China vs. Our Aircraft Carriers
Friday, August 14th, 2009
Aircraft carriers have historically been vulnerable giants that could throw a punch but not take one. Even after SCB-125 modernization in the 1950s, WWII Essex class carriers had wooden flight decks with the first layer of armor at the hanger deck level.
While the generation of supercarriers beginning with the USS Forrestal incorporated many of the design lessons of earlier classes, aircraft carriers have continued to be floating bombs – packed with fuel, aircraft and ordinance that burn and explode merrilywhether by accident or battle casualty.
Even though successive designs have been increasingly robust and survivable – and decommissioned carriers are sometimes used in simulated battle damage tests – in terms of all-important striking power, they are at the very center of the protective battlegroup.
And in response to more survivable and capable carriers, potential adversaries have not been idle in devising weapons in response.

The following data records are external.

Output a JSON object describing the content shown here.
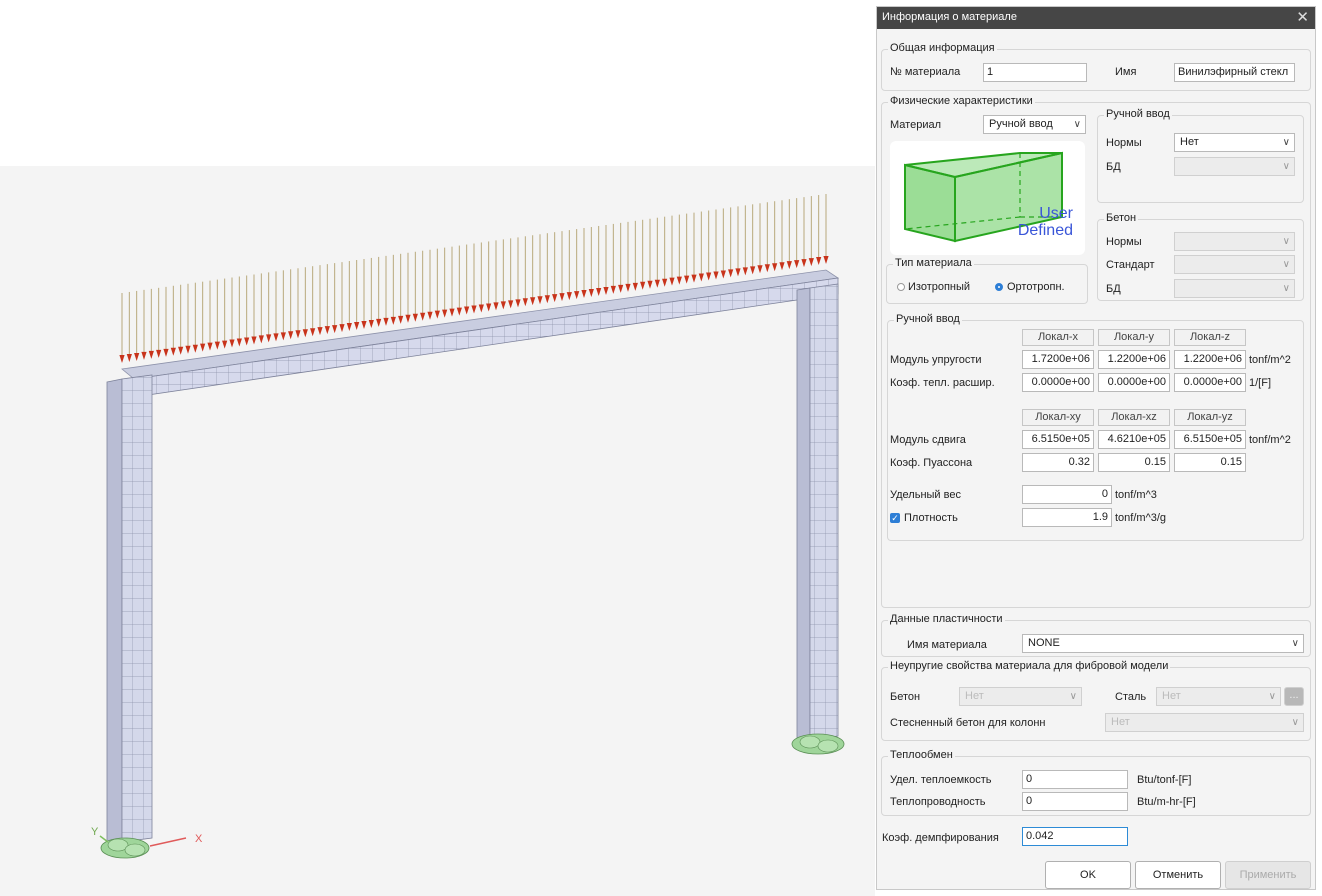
{
  "viewport": {
    "axis_x": "X",
    "axis_y": "Y"
  },
  "dialog": {
    "title": "Информация о материале",
    "general": {
      "title": "Общая информация",
      "number_label": "№ материала",
      "number_value": "1",
      "name_label": "Имя",
      "name_value": "Винилэфирный стекл"
    },
    "physical": {
      "title": "Физические характеристики",
      "material_label": "Материал",
      "material_value": "Ручной ввод",
      "preview_text_1": "User",
      "preview_text_2": "Defined",
      "type_title": "Тип материала",
      "isotropic": "Изотропный",
      "orthotropic": "Ортотропн.",
      "manual_group": {
        "title": "Ручной ввод",
        "norms_label": "Нормы",
        "norms_value": "Нет",
        "db_label": "БД"
      },
      "concrete_group": {
        "title": "Бетон",
        "norms_label": "Нормы",
        "standard_label": "Стандарт",
        "db_label": "БД"
      },
      "manual_input": {
        "title": "Ручной ввод",
        "headers1": [
          "Локал-x",
          "Локал-y",
          "Локал-z"
        ],
        "modulus_label": "Модуль упругости",
        "modulus": [
          "1.7200e+06",
          "1.2200e+06",
          "1.2200e+06"
        ],
        "modulus_unit": "tonf/m^2",
        "thermal_label": "Коэф. тепл. расшир.",
        "thermal": [
          "0.0000e+00",
          "0.0000e+00",
          "0.0000e+00"
        ],
        "thermal_unit": "1/[F]",
        "headers2": [
          "Локал-xy",
          "Локал-xz",
          "Локал-yz"
        ],
        "shear_label": "Модуль сдвига",
        "shear": [
          "6.5150e+05",
          "4.6210e+05",
          "6.5150e+05"
        ],
        "shear_unit": "tonf/m^2",
        "poisson_label": "Коэф. Пуассона",
        "poisson": [
          "0.32",
          "0.15",
          "0.15"
        ],
        "weight_label": "Удельный вес",
        "weight": "0",
        "weight_unit": "tonf/m^3",
        "density_label": "Плотность",
        "density": "1.9",
        "density_unit": "tonf/m^3/g"
      }
    },
    "plasticity": {
      "title": "Данные пластичности",
      "name_label": "Имя материала",
      "name_value": "NONE"
    },
    "fiber": {
      "title": "Неупругие свойства материала для фибровой модели",
      "concrete_label": "Бетон",
      "concrete_value": "Нет",
      "steel_label": "Сталь",
      "steel_value": "Нет",
      "confined_label": "Стесненный бетон для колонн",
      "confined_value": "Нет",
      "more_button": "..."
    },
    "heat": {
      "title": "Теплообмен",
      "capacity_label": "Удел. теплоемкость",
      "capacity_value": "0",
      "capacity_unit": "Btu/tonf-[F]",
      "conductivity_label": "Теплопроводность",
      "conductivity_value": "0",
      "conductivity_unit": "Btu/m-hr-[F]"
    },
    "damping_label": "Коэф. демпфирования",
    "damping_value": "0.042",
    "buttons": {
      "ok": "OK",
      "cancel": "Отменить",
      "apply": "Применить"
    }
  }
}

With so much striking power concentrated in a single ship, it’s not even necessary to sink the carrier – a ‘mission kill‘ will suffice.
Naturally, the Chinese have been working overtime to acquire the ability either to destroy our carriers or make sure they don’t forward deploy. In an article entitled ‘Naval Supremecy Without Ships‘, the folks at Strategy Page describe a program to modify the Chinese DF-21 ballistic missile into an anti-ship ballistic missile (ASBM). The newer generation of the DF-21 reportedly incorporates reverse engineered terminal guidance technology from the US Pershing II missile that provided 30 meter targeting accuracy.
The way this weapon works is pretty simple. First you have to detect, and track, an American carrier at sea. This can be done with space or ground based radar, or electronic monitoring equipment. One could also do it with submarines (which would stalk the carriers, at a distance, and use satellite comm to send location updates back to China). Once you know where the carrier is, and where it is heading, you put that data into the navigation system of one or more ASBMs and launch. Less than half an hour later, the warhead is plunging earthward, and using its targeting sensors to detect the carrier below. Unless the carrier turned around and hauled ass at full speed about the time the ASBM was launched, the warhead will detect the carrier and hit it, while travelling at several times faster than a rifle bullet. If that doesn’t sink the carrier, it certainly puts it out of action for months.
Because this is a ballistic missile with re-entry vehicles moving at Mach 5, defense would be very difficult. Presumably, the navy could modify its Aegis system with the Standard SM-3 missile providing shoot down capability. The danger, of course, is that the enemy would saturate the battle group’s defenses in a combined attack.
I trust that our navy is thinking this through. We seem to have most of our offensive eggs in one glass-jawed basket at a time when the Chinese are developing the technology to achieve naval supremacy in the Western Pacific.